Steinbach vs. Merkel:... und dann die Polen und der Zweite Weltkrieg

Während Kanzlerin Merkel ihre Kritik bekräftigt, verteidigt Vertriebenen-Präsidentin Steinbach Bundesbanker Sarrazin - und äußert sich zum Kriegsbeginn.

S. Braun und N. Fried

Die Thesen von Bundesbank-Vorstand Thilo Sarrazin zur Migrationspolitik haben im Vorstand der Unionsfraktion zu einem heftigen Konflikt zwischen Bundeskanzlerin Angela Merkel und der Präsidentin des Bundes der Vertriebenen, Erika Steinbach, geführt. Merkel verteidigte in der Sitzung ihre öffentliche Kritik an Sarrazin. Sie hätten besonders die Vererbungstheorien Sarrazins geärgert, sagte die Kanzlerin. "Da war's bei mir vorbei. Schluss, Aus, Ende", wurde Merkel zitiert.

Federation Of German Expellees Annual Reception

Erika Steinbach legte sich erst mit Bundeskanzlerin Angela Merkel an, dann mit Kulturstaatsminister Bernd Neumann.

(Foto: Getty Images)

Steinbach forderte nach Teilnehmerangaben, man müsse Sarrazin in Schutz nehmen. Mahner wie er seien schon in der Vergangenheit zu Unrecht öffentlich verurteilt worden und "auf dem Scheiterhaufen" gelandet, wurde Steinbach zitiert. Die genetische Debatte sei ihr egal, man dürfe Sarrazin nicht alleinelassen.
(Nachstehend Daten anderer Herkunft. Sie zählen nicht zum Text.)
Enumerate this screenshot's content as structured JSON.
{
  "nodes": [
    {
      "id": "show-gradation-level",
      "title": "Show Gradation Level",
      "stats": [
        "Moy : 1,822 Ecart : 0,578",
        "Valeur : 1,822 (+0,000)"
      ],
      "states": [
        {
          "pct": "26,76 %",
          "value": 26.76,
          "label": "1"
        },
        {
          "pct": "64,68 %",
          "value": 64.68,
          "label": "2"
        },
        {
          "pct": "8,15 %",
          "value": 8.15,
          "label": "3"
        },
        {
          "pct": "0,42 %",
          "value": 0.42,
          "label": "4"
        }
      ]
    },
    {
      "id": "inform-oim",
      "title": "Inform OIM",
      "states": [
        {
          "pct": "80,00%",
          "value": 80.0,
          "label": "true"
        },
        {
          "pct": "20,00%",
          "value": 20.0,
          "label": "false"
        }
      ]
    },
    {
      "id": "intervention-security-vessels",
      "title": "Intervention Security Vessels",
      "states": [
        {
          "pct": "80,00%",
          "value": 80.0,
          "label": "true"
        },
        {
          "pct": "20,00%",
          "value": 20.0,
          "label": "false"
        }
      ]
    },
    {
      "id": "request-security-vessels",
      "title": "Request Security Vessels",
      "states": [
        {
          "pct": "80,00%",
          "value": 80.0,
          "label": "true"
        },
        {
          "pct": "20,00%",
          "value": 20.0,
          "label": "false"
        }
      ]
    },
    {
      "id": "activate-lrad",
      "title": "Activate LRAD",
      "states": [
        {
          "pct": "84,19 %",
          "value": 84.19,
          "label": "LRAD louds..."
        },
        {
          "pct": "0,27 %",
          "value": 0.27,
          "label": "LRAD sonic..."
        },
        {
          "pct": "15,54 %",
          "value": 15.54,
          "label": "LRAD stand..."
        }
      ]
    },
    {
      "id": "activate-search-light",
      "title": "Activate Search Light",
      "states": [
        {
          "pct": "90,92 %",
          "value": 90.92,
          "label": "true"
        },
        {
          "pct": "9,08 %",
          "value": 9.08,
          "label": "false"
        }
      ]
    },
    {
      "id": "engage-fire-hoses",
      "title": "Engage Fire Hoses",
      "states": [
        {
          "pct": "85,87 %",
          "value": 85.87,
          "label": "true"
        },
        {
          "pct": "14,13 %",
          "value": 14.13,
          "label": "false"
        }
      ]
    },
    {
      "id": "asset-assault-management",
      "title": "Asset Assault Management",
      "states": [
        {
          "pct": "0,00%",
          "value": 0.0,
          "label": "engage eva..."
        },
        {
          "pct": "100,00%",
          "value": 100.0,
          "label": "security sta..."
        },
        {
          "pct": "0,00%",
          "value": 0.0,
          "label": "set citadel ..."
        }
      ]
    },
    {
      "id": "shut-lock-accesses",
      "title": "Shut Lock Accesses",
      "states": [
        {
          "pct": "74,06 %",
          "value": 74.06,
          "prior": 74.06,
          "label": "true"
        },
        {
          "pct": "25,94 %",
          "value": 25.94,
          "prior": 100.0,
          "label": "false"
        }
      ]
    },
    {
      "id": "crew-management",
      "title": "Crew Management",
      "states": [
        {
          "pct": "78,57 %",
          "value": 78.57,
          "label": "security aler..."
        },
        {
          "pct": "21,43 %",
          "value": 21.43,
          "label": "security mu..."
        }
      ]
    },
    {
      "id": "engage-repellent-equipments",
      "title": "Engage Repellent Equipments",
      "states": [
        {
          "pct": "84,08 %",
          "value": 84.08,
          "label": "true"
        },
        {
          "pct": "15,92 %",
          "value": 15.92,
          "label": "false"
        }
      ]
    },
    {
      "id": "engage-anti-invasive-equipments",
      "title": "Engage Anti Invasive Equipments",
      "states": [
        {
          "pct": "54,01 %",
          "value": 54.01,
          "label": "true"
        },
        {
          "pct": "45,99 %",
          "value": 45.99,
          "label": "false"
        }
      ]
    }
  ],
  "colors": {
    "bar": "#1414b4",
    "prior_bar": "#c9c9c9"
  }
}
Auseinandersetzung mit dem Kulturstaatsminister

Steinbach lieferte sich anschließend nach Angaben von Teilnehmern auch eine Auseinandersetzung mit Kulturstaatsminister Bernd Neumann. Dabei sei es um die jüngsten Querelen im Stiftungsrat der Vertriebenenstiftung gegangen. Der Zentralrat der Juden hatte jüngst seine Mitarbeit wegen zwei Vertretern der Vertriebenen ausgesetzt. Dabei handelt es sich um Arnold Tölg und Hartmut Saenger. Tölg werden kritische Äußerungen zur Zwangsarbeiter-Entschädigung zugeschrieben. Saenger, Präsidiumsmitglied im Bund der Vertriebenen, hatte 2009 geschrieben, vor dem Zweiten Weltkrieg hätten die Großmächte eine besonders große Bereitschaft zum Krieg gezeigt. "Besonders kriegerisch" habe sich Polen aufgeführt.

Steinbach sagte dem Vernehmen nach, Tölg und Sänger seien CDU-Mitglieder, deshalb habe man die Pflicht, sich ohne Wenn und Aber hinter sie zu stellen. Neumann antwortete darauf nach Teilnehmerangaben, es sei seit Konrad Adenauer Staatsräson, den verbrecherischen Angriffskrieg Hitlers und Hitler-Deutschlands nicht in Frage zu stellen. Dies sei auch die Grundlage der demokratischen Politik in Nachkriegs-Deutschland. Äußerungen, Nazi-Deutschland sei von England in den Krieg getrieben und von Polen provoziert worden, seien unter gar keinen Umständen zu akzeptieren.

Neumann habe für diese klare Position starken Applaus erhalten, für Steinbach habe sich keine Hand gerührt, hieß es. Steinbach soll in den Applaus für Neumann hinein noch einmal einen Satz zur Verteidigung Saengers gerufen haben. Nach Angaben von mehreren Teilnehmern soll sie gesagt haben, es stimme doch, dass Polen damals mobil gemacht habe. Fraktionschef Volker Kauder unterband später eine weitere Debatte. Er sei selbst Kind von Vertriebenen und habe das Leid erlebt, wurde er zitiert. Den Polen eine Mitverantwortung am Zweiten Weltkrieg zu geben, gehe jedoch definitiv zu weit.